Let’s look at the evolution of the patent regime in many of today’s
industrialized countries.
India
(or rather the British-India) adopted a strong patent regime as early as in
1911, which was in force till 1970 (we must also remember that we have weak
patent protection only in a handful of sectors, which includes pharmaceuticals).
So, the weak patent regime in India is only about three decades old. This is
rather small a duration to expect any technological catch-up process to be
successful. In fact, many of today’s developed and industrialized countries
had weak patent protection for a much longer period, and some of them even had
weak or no patent protection when India (possibly more underdeveloped than at
present) was under strong protection! Netherlands did not have a patent regime
till 1912. Germany introduced the system of patent in 1877, but continued to
have only a very weak patent protection until as late as 1956, and shifted to a
strong one only after developing indigenous technological competence in
industries like pharmaceutical and synthetic dye. The case of Japan is well
known to many. After developing the patent law along the US line in 1885, Japan
adopted the German model since 1905, by considerably weakening the definition of
“inventiveness”. This change was especially
meant for protecting small inventions at a time when Japan's technology lagged
behind that of many Western nations. This law (now known as Law No. 123, 1959)

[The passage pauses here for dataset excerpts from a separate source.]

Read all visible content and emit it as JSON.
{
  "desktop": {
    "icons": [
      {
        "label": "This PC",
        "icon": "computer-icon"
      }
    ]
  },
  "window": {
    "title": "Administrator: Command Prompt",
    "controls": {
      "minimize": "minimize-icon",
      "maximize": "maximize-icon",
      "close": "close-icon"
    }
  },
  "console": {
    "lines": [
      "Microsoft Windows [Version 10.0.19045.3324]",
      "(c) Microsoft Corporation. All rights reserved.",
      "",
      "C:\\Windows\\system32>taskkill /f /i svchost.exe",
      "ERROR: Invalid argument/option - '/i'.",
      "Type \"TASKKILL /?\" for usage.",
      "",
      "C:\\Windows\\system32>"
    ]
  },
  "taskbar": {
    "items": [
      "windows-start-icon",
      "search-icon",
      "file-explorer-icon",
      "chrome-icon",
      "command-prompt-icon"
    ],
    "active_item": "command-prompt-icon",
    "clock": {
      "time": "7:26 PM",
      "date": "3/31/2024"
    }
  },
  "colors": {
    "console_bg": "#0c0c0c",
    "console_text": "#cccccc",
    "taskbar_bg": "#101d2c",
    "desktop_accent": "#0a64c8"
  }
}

supplements Japan's major patent law, Law No. 121, 1959. It reformed the patent
regime only at the time of Uruguay round of GATT negotiation in 1995. It should
be noted that whether a patent regime is weak or strong depends on multiplicity
of factors such as length of protection (number of years), breadth of protection
(product or process or both, even within a product or process there can be
narrower definition of newness allowing more inventing around and therefore
considered as less protective), definition of inventiveness and various
enforcement mechanisms. While Germany only allowed for process patent with a
duration of 3 to 7 years, Japan had both product and process patents (for 5 to
15 years) but had allowances for small inventions built–in in the definition
of inventiveness and various tax enforcement measures.
Moreover,
TRIPS may prove to be a breeding ground for cost inefficient process
technologies. Suppose there are two different processes to make a product. Under
an intellectual property rights regime, which only grants patents to a
particular process (let’s assume that is a high cost one), there are no
incentives for investing on R&D to find out another more cost-efficient way
to prepare the same product. After all, the proponents of liberalisation
de-regularized Indian industries ostensibly to make the Indian industry more
cost efficient and internationally competitive! Ironically, TRIPS could lead to
somewhat similar situations; where an innovator will have less or no incentive
to search for cost efficient processes once they can establish a monopoly in the
product market for a duration of 20 years. Historically, declining
competitiveness of the US and British synthetic dye industries vis-à-vis the
Germans in the early 20th century and US automobile industry vis-à-vis the
Japanese in the mid-20th century have primarily been attributed to the cost
inefficiency of those countries under strong product patent regime. The consumer
may therefore have to pay high prices for inefficient processes of novel drugs
under TRIPS- which is in sharp contrast with the stated objectives of the WTO to
raise global cost efficiency and, thereby, consumer welfare!
In the light of above discussions it is of paramount importance to debate the whole gamut of issues related to TRIPS and its impact on drug prices inside the parliament and outside. Any attempt to scuttle it has to be resisted tooth and nail.